Под нашей комнатой жил в коммуналке Петя, Петр Семиумных. Мы с ним знакомы. Когда Петя не пьет, то очень хорошо всем ремонтирует двери – год назад и нам отремонтировал. Вот, наверное, получив очередные «дверные», он выпил и… Ну так он ведь каждый день выпивает, а грохот мы впервые слышим. Но может, друг у него заночевал и его куда-то понесло: этакий полуночный ходун. Мы и друга этого знали, от него запах, как будто… Вы представляете себе хороший дезодорант – так вот от него несло каким-то «наоборотом».
Когда Петя нам доделывал дверь, уже последние элегичные движения производил рубанком, друг его пришел и с изнеможением стал держаться за ребро двери, символизируя братскую помощь, а потом мягко осел на корточки и закурил с видом: «Ну что ты тут хреновиной занимаешься, когда нужно бежать за напитком…»
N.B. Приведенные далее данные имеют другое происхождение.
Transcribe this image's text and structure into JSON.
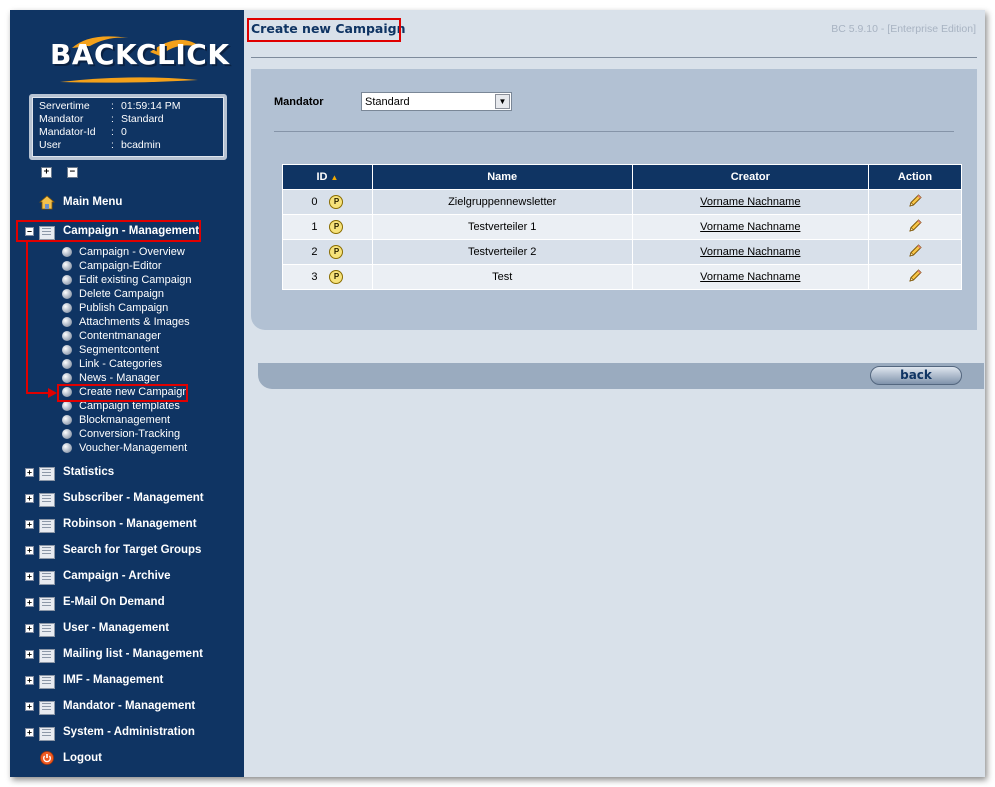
{
  "sidebar": {
    "logo_text": "BACKCLICK",
    "info": [
      {
        "key": "Servertime",
        "value": "01:59:14 PM"
      },
      {
        "key": "Mandator",
        "value": "Standard"
      },
      {
        "key": "Mandator-Id",
        "value": "0"
      },
      {
        "key": "User",
        "value": "bcadmin"
      }
    ],
    "expand_all": "+",
    "collapse_all": "−",
    "main_menu": "Main Menu",
    "campaign_management": "Campaign - Management",
    "campaign_items": [
      "Campaign - Overview",
      "Campaign-Editor",
      "Edit existing Campaign",
      "Delete Campaign",
      "Publish Campaign",
      "Attachments & Images",
      "Contentmanager",
      "Segmentcontent",
      "Link - Categories",
      "News - Manager",
      "Create new Campaign",
      "Campaign templates",
      "Blockmanagement",
      "Conversion-Tracking",
      "Voucher-Management"
    ],
    "sections": [
      "Statistics",
      "Subscriber - Management",
      "Robinson - Management",
      "Search for Target Groups",
      "Campaign - Archive",
      "E-Mail On Demand",
      "User - Management",
      "Mailing list - Management",
      "IMF - Management",
      "Mandator - Management",
      "System - Administration"
    ],
    "logout": "Logout"
  },
  "main": {
    "title": "Create new Campaign",
    "version": "BC 5.9.10 - [Enterprise Edition]",
    "mandator_label": "Mandator",
    "mandator_value": "Standard",
    "table": {
      "headers": [
        "ID",
        "Name",
        "Creator",
        "Action"
      ],
      "rows": [
        {
          "id": "0",
          "name": "Zielgruppennewsletter",
          "creator": "Vorname Nachname"
        },
        {
          "id": "1",
          "name": "Testverteiler 1",
          "creator": "Vorname Nachname"
        },
        {
          "id": "2",
          "name": "Testverteiler 2",
          "creator": "Vorname Nachname"
        },
        {
          "id": "3",
          "name": "Test",
          "creator": "Vorname Nachname"
        }
      ],
      "badge": "P"
    },
    "back_label": "back"
  },
  "colors": {
    "sidebar_bg": "#0f3463",
    "main_bg": "#d9e1ea",
    "panel_bg": "#b2c1d3",
    "highlight": "#e00000"
  }
}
– Сколько времени? Включи свет, милый!
– Да ведь у нас, дорогая, плюрализм: одни часы показывают три ночи, другие – без пяти три.
– Смотри: с той стороны стекла – божья коровка! Как ее занесло на четвертый этаж?.. А вряд ли бы Яна пустила ночевать друга Пети! – (Яна Ошева – соседка Пети по коммуналке.) – Она самого-то Петю, если он ключ от общей двери потеряет, оставляет на лестнице. Не раз было, я иду, а он сидит, унылый…
– На лестничной клетке – это хорошо! По сравнению с бабой Лизой, которую Ошевы вообще выжили – сдали в дом престарелых. Баба Лиза мне лично говорила: Ошевы угрожали убить ее, если не согласится в дом престарелых.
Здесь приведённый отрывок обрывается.